Divide the rise by the run to get the slope ratio, then take the arctangent (atan) of that ratio. For a 6:12 pitch the ratio is 6 ÷ 12 = 0.5, and atan(0.5) = 26.57°. A 4:12 is 18.43°, an 8:12 is 33.69° and a 12:12 is exactly 45°. Pick "Angle (degrees)" in the calculator to go the other way and read the matching x:12 pitch.

04

What is a roof slope calculator?

It is the same tool as a roof pitch calculator - slope, pitch and angle are three ways of describing the same steepness. Pitch is the rise-over-run ratio written x:12, the angle is that slope in degrees, and the slope (or grade) is it as a percentage. This calculator shows all three at once, so whether you call it a roof slope, roof pitch or roof angle calculator, you enter the form you know and read off the rest, plus the rafter length.

05

Is the run the same as the building width?

It depends on the roof type. For a symmetric gable roof the run is half the building span, because each rafter only reaches from the outside wall to the ridge in the centre - an 8 m wide building has a 4 m run. For a shed or lean-to (single slope) roof the run is the full width, since one rafter spans the whole way.
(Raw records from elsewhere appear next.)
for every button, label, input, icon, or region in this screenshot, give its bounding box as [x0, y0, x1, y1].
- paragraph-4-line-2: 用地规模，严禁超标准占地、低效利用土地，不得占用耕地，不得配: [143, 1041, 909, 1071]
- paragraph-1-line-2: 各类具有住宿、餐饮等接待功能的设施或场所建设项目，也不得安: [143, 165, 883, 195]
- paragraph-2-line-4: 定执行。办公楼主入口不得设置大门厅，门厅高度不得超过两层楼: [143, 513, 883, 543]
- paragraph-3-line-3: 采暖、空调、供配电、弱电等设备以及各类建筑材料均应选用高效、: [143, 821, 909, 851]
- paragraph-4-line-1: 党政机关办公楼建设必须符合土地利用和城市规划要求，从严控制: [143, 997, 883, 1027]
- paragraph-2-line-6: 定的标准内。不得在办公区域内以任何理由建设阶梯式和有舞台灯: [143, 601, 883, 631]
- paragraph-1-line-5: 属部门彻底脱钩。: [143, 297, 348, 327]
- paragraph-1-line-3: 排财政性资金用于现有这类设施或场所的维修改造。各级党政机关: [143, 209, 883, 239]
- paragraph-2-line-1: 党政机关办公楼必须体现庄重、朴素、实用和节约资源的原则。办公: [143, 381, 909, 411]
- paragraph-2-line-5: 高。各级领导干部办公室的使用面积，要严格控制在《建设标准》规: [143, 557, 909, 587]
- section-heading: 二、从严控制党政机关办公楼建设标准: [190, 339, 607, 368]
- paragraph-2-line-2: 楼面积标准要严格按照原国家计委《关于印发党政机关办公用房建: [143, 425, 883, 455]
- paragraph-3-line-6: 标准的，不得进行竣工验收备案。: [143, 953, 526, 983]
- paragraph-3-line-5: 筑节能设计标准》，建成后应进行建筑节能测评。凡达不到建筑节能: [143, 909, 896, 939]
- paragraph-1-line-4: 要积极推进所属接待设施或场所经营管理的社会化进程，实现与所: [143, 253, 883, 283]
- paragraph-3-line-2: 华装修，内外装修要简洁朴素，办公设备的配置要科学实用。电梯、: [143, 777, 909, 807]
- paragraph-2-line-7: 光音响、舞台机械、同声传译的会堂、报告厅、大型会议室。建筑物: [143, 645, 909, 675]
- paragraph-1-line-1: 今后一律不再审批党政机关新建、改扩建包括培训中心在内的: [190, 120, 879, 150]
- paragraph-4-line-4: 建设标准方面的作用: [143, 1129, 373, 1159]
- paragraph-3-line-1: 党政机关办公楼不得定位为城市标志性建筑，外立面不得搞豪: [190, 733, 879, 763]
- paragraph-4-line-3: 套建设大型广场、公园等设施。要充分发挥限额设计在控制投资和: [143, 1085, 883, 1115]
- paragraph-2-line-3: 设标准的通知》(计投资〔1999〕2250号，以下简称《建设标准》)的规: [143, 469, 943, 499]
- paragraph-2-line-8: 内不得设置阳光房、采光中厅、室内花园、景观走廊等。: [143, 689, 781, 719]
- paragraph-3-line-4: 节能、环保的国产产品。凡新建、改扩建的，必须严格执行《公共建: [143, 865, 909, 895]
Pick the roof type above and the calculator works the run out for you.

06

What is the slope factor and how do I find roof area?

The slope factor is the rafter length per unit of run - the square root of (1 + slope ratio squared), which is the same as the secant of the roof angle. Multiply the flat footprint (plan) area of the roof by the slope factor to get the actual sloping surface area you need to cover with sheathing, felt and shingles. A 6:12 roof has a slope factor of about 1.118, so a 100 m² footprint is roughly 112 m² of roof surface.

07

Does the rafter length include the overhang?

The headline figure does. The calculator shows the common rafter from the wall plate to the ridge, the extra sloping length of the eave overhang (the rafter tail), and the two added together. Enter the overhang as a horizontal distance and it is converted to its sloping length using the same slope factor. Remember to add a little extra for the plumb and seat (birdsmouth) cuts when you order timber.

08

What is a low slope versus a steep slope roof?

Roofers group pitches into bands: under about 2:12 is flat or near-flat (needs membrane, not shingles), 2:12 to 4:12 is low slope, 4:12 to 9:12 is conventional slope where most shingle and tile products work without special detailing, and 9:12 and above is steep slope. The calculator labels the band as you change the pitch so you can sanity-check the design against your roof covering.